Cuando se reconoce la naturaleza sintiente y emocional de los animales, cambia la sentimentalidad hacia ellos.

No hace falta ser animalista para disfrutar con la compañía de un perro.
Wasilis Aswestopoulos / Efe

Defender los derechos de los animales no hace más compasivas a las personas, como no las hace más crueles sacrificar reses en un matadero o en un coso taurino. En este sentido, es oportuno saber que las primeras leyes de protección de los animales fueron obra de la Alemania nazi. Su aplicación permitía enviar a campos de concentración a quienes practicaran la vivisección. Sin embargo, cuando se reconoce la naturaleza sintiente y emocional de otras especies, cambia la sentimentalidad hacia ellas.

Así lo percibo yo al evocar a un perro que vivía en Luna, el pueblo de mi madre, donde pasé algunas largas vacaciones infantiles, la mayor parte del tiempo jugando al fútbol y viviendo mil aventuras con mi hermano Ramón, mi primo José Manuel y el perro Tarzán, el favorito de mis tíos cazadores, el príncipe que iba a suceder a Canelo o a Trabuco, no me acuerdo. Y tampoco recuerdo si uno de ellos era su padre. De haber sido animalista entonces, no lo habría olvidado.

Ahora entiendo mejor a Tarzán y a Linda, su madre, que nos acompañaba, pero más a su aire.
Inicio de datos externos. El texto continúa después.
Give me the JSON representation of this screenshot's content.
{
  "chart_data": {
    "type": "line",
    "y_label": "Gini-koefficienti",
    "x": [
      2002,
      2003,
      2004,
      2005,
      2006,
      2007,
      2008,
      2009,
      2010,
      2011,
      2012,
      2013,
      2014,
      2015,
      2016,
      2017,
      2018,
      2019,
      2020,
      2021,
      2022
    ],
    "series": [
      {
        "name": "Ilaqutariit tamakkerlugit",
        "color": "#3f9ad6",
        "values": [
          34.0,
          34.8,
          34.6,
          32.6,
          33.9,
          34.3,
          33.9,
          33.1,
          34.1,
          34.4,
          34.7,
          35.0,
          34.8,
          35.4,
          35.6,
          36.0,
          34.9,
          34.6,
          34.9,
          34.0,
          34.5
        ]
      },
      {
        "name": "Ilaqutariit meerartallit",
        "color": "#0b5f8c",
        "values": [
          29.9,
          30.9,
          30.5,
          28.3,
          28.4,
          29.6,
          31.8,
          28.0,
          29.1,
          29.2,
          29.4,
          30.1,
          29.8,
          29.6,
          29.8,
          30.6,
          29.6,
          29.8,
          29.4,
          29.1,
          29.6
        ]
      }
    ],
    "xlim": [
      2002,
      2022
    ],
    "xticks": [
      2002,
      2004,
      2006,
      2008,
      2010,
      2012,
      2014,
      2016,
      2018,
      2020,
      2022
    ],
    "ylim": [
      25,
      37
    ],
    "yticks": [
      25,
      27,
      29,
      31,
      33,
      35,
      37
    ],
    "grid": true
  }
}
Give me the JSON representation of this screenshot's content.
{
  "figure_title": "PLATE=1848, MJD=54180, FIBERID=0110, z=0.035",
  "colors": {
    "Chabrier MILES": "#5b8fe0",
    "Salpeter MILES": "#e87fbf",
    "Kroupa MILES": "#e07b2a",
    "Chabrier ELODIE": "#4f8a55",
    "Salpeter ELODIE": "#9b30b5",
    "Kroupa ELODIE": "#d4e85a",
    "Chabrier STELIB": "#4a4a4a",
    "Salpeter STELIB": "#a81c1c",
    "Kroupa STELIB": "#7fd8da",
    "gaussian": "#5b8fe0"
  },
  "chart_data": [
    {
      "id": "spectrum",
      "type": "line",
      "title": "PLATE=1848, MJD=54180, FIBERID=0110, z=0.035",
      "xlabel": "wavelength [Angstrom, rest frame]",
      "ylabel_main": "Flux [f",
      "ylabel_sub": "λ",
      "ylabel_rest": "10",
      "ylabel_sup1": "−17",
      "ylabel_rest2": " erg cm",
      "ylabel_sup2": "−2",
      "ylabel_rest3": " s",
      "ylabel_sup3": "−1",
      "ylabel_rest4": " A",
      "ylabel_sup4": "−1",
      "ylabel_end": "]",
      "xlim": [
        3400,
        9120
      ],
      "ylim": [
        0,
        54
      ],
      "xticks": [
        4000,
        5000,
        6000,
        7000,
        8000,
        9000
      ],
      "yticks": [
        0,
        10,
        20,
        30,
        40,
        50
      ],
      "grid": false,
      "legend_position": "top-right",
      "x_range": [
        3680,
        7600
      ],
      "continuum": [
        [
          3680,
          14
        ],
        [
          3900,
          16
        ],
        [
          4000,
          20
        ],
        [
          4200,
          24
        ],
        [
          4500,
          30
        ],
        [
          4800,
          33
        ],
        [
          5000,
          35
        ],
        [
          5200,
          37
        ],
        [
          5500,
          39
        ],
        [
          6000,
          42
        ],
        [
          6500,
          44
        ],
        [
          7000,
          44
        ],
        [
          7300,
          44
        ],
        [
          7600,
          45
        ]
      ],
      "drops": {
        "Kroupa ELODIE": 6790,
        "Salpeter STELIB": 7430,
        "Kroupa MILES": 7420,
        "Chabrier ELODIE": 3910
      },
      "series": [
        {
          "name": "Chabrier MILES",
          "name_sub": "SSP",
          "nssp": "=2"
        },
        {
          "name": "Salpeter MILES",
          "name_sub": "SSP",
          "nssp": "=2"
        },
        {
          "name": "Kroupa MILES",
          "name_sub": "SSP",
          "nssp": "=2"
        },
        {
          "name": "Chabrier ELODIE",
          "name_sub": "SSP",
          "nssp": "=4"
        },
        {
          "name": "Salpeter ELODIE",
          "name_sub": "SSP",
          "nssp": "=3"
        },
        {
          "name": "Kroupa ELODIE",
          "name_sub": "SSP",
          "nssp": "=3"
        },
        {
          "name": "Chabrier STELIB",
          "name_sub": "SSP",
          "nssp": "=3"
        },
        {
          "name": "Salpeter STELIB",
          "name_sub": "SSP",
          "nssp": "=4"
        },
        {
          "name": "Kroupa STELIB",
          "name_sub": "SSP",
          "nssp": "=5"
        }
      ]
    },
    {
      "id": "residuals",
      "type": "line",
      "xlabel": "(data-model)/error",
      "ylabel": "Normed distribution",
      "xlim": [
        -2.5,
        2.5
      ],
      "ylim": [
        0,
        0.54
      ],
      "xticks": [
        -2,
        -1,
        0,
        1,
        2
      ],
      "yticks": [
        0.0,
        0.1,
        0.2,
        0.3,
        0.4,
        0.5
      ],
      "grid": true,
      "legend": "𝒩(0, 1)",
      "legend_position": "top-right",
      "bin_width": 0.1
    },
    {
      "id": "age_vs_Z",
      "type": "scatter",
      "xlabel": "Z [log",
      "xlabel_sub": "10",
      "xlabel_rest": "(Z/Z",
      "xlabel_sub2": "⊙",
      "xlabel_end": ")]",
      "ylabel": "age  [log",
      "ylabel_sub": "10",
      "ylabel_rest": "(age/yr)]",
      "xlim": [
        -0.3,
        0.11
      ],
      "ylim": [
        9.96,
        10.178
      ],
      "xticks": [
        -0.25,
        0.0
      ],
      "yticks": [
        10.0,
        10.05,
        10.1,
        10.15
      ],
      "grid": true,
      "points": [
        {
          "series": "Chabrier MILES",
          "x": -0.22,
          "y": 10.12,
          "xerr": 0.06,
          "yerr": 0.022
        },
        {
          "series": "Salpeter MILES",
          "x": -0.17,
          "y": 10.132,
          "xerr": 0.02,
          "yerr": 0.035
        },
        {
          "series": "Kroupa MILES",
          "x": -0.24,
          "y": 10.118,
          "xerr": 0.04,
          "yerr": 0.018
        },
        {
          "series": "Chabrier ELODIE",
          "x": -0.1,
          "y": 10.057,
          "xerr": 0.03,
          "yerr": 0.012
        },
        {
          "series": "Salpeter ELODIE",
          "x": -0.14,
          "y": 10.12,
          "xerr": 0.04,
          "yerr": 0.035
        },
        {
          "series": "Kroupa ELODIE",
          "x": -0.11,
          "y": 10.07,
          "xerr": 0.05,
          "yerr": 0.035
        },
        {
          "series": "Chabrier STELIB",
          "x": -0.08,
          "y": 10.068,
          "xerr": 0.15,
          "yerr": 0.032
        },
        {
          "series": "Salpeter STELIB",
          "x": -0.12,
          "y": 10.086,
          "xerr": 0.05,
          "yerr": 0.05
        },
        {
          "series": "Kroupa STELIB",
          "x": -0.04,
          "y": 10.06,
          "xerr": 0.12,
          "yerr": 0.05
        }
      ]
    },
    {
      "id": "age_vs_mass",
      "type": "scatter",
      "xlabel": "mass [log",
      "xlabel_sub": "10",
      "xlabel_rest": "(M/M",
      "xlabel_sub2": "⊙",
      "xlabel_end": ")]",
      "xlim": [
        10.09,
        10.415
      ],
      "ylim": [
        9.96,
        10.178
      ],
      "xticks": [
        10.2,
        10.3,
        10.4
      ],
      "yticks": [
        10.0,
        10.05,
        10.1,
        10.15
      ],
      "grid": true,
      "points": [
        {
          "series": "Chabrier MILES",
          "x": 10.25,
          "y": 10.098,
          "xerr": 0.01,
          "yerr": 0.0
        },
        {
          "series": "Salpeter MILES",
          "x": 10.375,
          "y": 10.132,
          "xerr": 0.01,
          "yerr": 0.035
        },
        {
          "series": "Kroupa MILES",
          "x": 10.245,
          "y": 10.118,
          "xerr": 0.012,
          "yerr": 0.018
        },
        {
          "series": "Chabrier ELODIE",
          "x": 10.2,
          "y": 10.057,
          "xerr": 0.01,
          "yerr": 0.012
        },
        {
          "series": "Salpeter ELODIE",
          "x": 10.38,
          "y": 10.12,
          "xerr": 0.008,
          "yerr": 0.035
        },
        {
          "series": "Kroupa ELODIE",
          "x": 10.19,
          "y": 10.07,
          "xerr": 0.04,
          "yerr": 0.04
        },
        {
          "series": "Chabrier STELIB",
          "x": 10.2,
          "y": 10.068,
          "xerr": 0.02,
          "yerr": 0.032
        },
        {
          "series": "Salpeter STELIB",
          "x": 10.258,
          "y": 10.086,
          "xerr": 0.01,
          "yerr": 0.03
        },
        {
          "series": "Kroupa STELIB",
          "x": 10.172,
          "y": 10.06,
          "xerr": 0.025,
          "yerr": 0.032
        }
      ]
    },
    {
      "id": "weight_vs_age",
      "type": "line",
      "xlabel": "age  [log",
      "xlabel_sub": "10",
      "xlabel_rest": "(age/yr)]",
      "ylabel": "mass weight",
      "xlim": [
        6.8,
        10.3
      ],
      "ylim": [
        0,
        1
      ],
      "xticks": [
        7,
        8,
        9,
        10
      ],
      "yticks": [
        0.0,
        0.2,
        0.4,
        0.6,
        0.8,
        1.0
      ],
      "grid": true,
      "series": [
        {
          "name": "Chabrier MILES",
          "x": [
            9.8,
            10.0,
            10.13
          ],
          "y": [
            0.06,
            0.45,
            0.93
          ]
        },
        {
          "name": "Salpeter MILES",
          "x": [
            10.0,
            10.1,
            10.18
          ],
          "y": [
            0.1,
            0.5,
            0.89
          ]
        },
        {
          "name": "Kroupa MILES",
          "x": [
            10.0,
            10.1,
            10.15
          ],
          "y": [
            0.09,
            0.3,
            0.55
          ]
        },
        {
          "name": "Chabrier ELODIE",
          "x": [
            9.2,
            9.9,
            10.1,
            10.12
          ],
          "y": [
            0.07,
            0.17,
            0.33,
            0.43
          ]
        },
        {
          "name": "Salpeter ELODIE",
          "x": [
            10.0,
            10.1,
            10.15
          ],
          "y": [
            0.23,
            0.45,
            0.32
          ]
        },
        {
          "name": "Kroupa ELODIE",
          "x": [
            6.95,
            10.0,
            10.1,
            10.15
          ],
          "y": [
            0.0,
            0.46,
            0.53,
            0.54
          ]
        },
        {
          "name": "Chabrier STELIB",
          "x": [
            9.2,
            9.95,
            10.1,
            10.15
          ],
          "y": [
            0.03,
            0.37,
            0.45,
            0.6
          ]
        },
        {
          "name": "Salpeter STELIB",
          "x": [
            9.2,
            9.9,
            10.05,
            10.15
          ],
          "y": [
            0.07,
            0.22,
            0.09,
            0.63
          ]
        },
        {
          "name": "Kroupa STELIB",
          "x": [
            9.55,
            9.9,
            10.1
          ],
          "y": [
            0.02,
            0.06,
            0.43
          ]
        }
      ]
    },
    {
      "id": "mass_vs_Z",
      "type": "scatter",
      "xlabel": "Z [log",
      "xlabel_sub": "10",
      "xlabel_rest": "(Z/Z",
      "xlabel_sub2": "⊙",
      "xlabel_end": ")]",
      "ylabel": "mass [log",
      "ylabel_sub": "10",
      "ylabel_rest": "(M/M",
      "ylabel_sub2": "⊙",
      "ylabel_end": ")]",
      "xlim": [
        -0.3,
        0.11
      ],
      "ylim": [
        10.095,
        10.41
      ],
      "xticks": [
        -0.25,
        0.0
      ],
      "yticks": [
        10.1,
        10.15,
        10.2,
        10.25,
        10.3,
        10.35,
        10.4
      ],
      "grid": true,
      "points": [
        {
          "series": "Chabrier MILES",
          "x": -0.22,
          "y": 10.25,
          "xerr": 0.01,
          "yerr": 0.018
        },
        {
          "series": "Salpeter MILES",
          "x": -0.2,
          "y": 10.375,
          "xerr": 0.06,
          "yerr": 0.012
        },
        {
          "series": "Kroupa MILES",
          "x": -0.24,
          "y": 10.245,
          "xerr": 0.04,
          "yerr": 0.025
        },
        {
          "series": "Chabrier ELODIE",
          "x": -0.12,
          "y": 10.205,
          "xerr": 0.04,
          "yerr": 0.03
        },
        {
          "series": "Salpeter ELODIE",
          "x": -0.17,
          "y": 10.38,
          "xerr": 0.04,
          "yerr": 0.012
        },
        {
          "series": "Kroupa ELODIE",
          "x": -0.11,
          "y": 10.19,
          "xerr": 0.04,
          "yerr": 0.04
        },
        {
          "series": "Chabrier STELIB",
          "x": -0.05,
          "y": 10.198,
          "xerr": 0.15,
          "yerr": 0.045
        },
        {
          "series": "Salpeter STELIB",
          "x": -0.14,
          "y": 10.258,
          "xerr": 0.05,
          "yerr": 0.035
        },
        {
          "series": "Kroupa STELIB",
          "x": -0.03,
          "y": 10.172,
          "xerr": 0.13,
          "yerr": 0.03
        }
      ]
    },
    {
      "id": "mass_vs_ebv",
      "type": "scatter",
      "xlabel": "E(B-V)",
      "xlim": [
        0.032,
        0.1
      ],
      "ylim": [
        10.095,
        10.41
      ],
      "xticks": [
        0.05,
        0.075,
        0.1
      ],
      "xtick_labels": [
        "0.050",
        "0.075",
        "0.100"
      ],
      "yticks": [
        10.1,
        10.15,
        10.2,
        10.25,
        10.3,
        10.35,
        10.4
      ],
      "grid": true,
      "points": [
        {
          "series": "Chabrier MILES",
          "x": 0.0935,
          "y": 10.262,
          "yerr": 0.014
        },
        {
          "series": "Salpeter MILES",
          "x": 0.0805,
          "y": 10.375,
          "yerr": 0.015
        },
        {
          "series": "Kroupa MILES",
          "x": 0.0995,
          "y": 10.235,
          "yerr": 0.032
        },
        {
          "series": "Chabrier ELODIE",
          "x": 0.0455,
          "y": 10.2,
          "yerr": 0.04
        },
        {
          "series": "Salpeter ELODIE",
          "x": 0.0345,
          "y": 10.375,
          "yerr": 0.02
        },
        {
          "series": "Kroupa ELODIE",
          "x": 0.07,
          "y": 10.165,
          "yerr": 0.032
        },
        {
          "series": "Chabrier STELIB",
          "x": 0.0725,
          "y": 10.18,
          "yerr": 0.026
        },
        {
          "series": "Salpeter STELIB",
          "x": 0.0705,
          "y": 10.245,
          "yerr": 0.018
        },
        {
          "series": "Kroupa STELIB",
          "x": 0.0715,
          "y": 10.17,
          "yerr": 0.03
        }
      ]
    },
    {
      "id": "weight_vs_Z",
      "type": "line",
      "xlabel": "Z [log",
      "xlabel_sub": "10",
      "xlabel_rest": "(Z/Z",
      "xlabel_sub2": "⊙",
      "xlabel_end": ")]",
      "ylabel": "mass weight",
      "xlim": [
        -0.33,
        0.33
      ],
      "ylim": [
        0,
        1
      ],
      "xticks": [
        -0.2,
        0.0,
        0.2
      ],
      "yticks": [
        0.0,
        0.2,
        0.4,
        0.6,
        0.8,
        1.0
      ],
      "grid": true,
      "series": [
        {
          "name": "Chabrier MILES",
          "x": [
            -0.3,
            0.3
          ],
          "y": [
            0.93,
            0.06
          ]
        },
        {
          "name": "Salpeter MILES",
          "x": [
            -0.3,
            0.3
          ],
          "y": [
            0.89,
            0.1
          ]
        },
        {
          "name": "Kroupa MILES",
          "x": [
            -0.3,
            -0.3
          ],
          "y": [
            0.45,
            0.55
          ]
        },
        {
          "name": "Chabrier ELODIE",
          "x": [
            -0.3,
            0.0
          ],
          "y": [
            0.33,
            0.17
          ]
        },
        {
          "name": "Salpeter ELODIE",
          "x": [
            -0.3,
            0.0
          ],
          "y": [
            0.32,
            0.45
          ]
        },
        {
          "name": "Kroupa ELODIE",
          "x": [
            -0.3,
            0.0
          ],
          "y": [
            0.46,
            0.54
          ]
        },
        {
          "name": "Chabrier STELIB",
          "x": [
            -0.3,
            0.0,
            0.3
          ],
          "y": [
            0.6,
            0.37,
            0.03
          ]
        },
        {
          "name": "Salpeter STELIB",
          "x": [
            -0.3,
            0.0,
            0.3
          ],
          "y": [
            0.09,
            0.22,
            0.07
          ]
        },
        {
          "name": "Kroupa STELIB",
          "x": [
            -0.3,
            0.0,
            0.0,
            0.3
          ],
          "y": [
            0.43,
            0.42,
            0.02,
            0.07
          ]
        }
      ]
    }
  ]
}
El primero siempre se comía entre pan y pan todas las bolas de pimienta de nuestros bocadillos de salchichón y salía disparado por la picazón. Linda, en cambio, nunca aceptó ese bocado perverso. Tarzán era un animal noble, empático y despierto, pero aún muy joven, inexperto y confiado. Quizás por todo eso se cree que alguien lo secuestró en una de sus escapadas por los aledaños del pueblo y no se supo más de él. También diré que aquellos mocosos con los que jugaba, pese a que no se tenían por animalistas, nunca han dejado de echar de menos su compañía.